The mayor's promotion of Walmart is symptomatic of the schizophrenia-not to mention the hypocrisy of someone who possesses one of the world's largest personal carbon footprints. Local retailer after local retailer told the city council last week that thousands of weekly shoppers came shopping at their stores either by train or simply be walking. These are the folks who will be pulled out of the neighborhood in cars when and if the Walmnonster comes to town-and this is what the next Walmart oversight hearing should focus on.
Sadik-Khan, like the lamentable Cathie Black is a disgrace-but the onus here is on Bermuda Mike. While the DOT continues to shove bike lanes up our asphalt, Sadik-Khan simultaneously aggressively lobbies for the state to approve ramps off the Van Wyck so the city can go ahead with its Willets Point devlopement-a project that will generate 80,000 car and truck trips every day!

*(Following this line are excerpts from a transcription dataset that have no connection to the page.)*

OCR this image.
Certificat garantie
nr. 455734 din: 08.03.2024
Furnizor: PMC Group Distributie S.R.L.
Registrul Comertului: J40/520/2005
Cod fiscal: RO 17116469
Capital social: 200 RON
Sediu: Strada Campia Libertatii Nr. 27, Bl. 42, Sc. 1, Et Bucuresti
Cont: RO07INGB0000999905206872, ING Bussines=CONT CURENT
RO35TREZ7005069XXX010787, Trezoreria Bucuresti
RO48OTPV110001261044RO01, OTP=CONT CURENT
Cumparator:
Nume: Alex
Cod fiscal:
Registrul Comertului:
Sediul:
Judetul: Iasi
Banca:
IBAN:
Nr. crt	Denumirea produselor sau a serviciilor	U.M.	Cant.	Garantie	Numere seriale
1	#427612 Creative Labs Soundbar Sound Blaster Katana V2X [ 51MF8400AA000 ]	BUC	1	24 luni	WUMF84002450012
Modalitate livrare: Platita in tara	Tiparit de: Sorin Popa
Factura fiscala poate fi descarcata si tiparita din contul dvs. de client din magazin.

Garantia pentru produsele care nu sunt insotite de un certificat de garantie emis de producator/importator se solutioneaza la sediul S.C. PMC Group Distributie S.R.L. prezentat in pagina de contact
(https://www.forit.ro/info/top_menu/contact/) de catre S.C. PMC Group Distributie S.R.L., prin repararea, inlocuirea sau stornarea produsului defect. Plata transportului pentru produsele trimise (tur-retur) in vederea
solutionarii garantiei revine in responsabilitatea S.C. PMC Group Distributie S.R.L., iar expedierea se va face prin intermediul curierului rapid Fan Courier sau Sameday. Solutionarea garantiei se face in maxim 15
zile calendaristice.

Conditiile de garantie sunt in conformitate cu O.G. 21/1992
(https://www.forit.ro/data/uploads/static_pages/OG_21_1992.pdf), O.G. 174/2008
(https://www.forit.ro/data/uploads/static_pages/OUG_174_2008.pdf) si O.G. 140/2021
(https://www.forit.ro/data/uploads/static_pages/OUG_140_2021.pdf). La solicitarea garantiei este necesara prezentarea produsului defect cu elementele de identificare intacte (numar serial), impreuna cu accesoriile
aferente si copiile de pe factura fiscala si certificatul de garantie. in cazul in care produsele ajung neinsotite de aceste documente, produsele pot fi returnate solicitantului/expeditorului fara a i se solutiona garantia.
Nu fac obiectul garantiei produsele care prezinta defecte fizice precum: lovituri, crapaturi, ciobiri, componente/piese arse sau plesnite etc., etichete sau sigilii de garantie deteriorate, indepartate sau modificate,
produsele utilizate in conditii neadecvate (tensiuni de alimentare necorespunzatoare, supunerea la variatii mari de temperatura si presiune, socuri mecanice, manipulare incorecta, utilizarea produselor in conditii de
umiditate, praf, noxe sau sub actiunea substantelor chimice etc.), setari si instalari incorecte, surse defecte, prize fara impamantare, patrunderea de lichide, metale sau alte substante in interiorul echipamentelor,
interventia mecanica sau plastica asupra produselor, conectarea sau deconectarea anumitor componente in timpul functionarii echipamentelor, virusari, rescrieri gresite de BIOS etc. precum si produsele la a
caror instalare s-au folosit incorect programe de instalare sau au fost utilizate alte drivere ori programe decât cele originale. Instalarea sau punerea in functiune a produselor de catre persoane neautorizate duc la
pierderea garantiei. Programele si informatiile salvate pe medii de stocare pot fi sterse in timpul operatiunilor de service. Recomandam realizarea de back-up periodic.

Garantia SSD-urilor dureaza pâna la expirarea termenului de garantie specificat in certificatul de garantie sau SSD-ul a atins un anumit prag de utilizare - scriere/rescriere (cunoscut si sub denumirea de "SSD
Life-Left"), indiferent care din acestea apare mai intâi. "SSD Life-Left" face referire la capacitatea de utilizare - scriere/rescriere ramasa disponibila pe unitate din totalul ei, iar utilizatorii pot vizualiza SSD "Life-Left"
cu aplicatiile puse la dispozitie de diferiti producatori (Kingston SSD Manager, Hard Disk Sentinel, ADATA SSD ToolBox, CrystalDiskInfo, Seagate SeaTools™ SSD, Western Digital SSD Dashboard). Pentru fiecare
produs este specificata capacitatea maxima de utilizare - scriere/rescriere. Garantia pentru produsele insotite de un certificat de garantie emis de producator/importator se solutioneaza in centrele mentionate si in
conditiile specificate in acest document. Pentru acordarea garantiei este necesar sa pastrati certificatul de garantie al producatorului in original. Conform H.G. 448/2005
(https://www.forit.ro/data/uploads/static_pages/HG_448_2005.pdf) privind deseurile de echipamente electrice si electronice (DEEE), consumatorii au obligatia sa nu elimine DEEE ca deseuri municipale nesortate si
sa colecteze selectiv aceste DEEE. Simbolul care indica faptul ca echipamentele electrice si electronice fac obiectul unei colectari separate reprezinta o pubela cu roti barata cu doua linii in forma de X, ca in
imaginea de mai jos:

We need for the city council to commence PlaNYC oversight hearings that include examining what kind of impact 20 or 30 large Walmonsters would have on the city's putative sustainability goals-and they should throw in the Willets Point/Flushing Commons developments while at it. If that happens, we will see exposed just how both sides of the mouth this mayor really is-now that would be real democracy in action.